In 2024, US applications for UK citizenship reached a record 6,100, a 26 percent increase on the previous year. According to Cotswolds estate agent Harry Gladwin, the re-election of Trump drove a surge of inquiries from Americans seeking to “anchor themselves” in Britain. Citizenship advisor Armand Arton said: “The Democrats are fleeing. The higher the profile, the higher the anti-Trump rhetoric they expressed, the more serious they are about taking those steps.”
And not everyone in the Cotswolds welcomed the vice president’s descent on their region. Around 100 local residents, mostly women, staged a protest in Charlbury carrying placards like “Cotswold Childless Cat Ladies Say Go Home,” a reference to Vance’s typically blunt put-down of Democrats, especially women Democrats.
So, what does a barbecue in the Cotswolds really tell us? Perhaps more than we think.
What may appear as a charming countryside get-together is, in reality, part of a calculated transatlantic strategy to reshape British conservatism in the image of American populism.

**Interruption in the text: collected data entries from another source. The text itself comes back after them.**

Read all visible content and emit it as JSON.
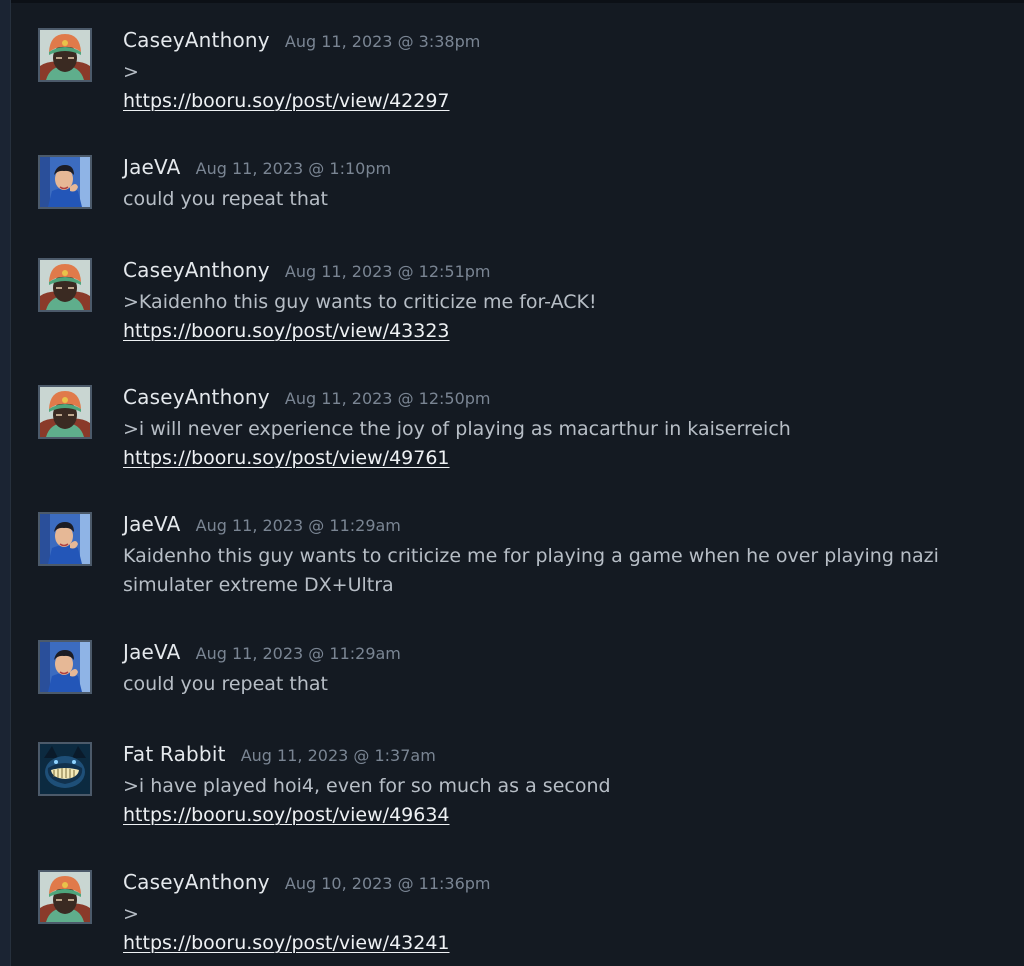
{
  "comments": [
    {
      "author": "CaseyAnthony",
      "timestamp": "Aug 11, 2023 @ 3:38pm",
      "avatar": "casey-avatar",
      "text": ">",
      "text2": "",
      "link": "https://booru.soy/post/view/42297"
    },
    {
      "author": "JaeVA",
      "timestamp": "Aug 11, 2023 @ 1:10pm",
      "avatar": "jae-avatar",
      "text": "could you repeat that",
      "text2": "",
      "link": ""
    },
    {
      "author": "CaseyAnthony",
      "timestamp": "Aug 11, 2023 @ 12:51pm",
      "avatar": "casey-avatar",
      "text": ">Kaidenho this guy wants to criticize me for-ACK!",
      "text2": "",
      "link": "https://booru.soy/post/view/43323"
    },
    {
      "author": "CaseyAnthony",
      "timestamp": "Aug 11, 2023 @ 12:50pm",
      "avatar": "casey-avatar",
      "text": ">i will never experience the joy of playing as macarthur in kaiserreich",
      "text2": "",
      "link": "https://booru.soy/post/view/49761"
    },
    {
      "author": "JaeVA",
      "timestamp": "Aug 11, 2023 @ 11:29am",
      "avatar": "jae-avatar",
      "text": "Kaidenho this guy wants to criticize me for playing a game when he over playing nazi",
      "text2": "simulater extreme DX+Ultra",
      "link": ""
    },
    {
      "author": "JaeVA",
      "timestamp": "Aug 11, 2023 @ 11:29am",
      "avatar": "jae-avatar",
      "text": "could you repeat that",
      "text2": "",
      "link": ""
    },
    {
      "author": "Fat Rabbit",
      "timestamp": "Aug 11, 2023 @ 1:37am",
      "avatar": "fat-rabbit-avatar",
      "text": ">i have played hoi4, even for so much as a second",
      "text2": "",
      "link": "https://booru.soy/post/view/49634"
    },
    {
      "author": "CaseyAnthony",
      "timestamp": "Aug 10, 2023 @ 11:36pm",
      "avatar": "casey-avatar",
      "text": ">",
      "text2": "",
      "link": "https://booru.soy/post/view/43241"
    }
  ],
  "colors": {
    "background": "#141a22",
    "author": "#e4e8ec",
    "timestamp": "#7a8593",
    "text": "#b7bec6",
    "link": "#eef1f4"
  }
}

Behind the pork sausages and photo ops lies a network of ideologues, think-tanks, and political opportunists laying the groundwork for 2029, when Farage hopes to ride a wave of anti-immigration, climate change denial and culture war grievance into Downing Street.
And yet, the Cotswolds is also home to those resisting this encroaching tide, whether it’s anti-Trump therapists in Charlbury or ordinary citizens unwilling to let their villages become staging grounds for reactionary politics, and the media it attracts.
So, while JD Vance may have found his “green and pleasant land” in rural England, we would do well to remember – barbecues can burn both ways.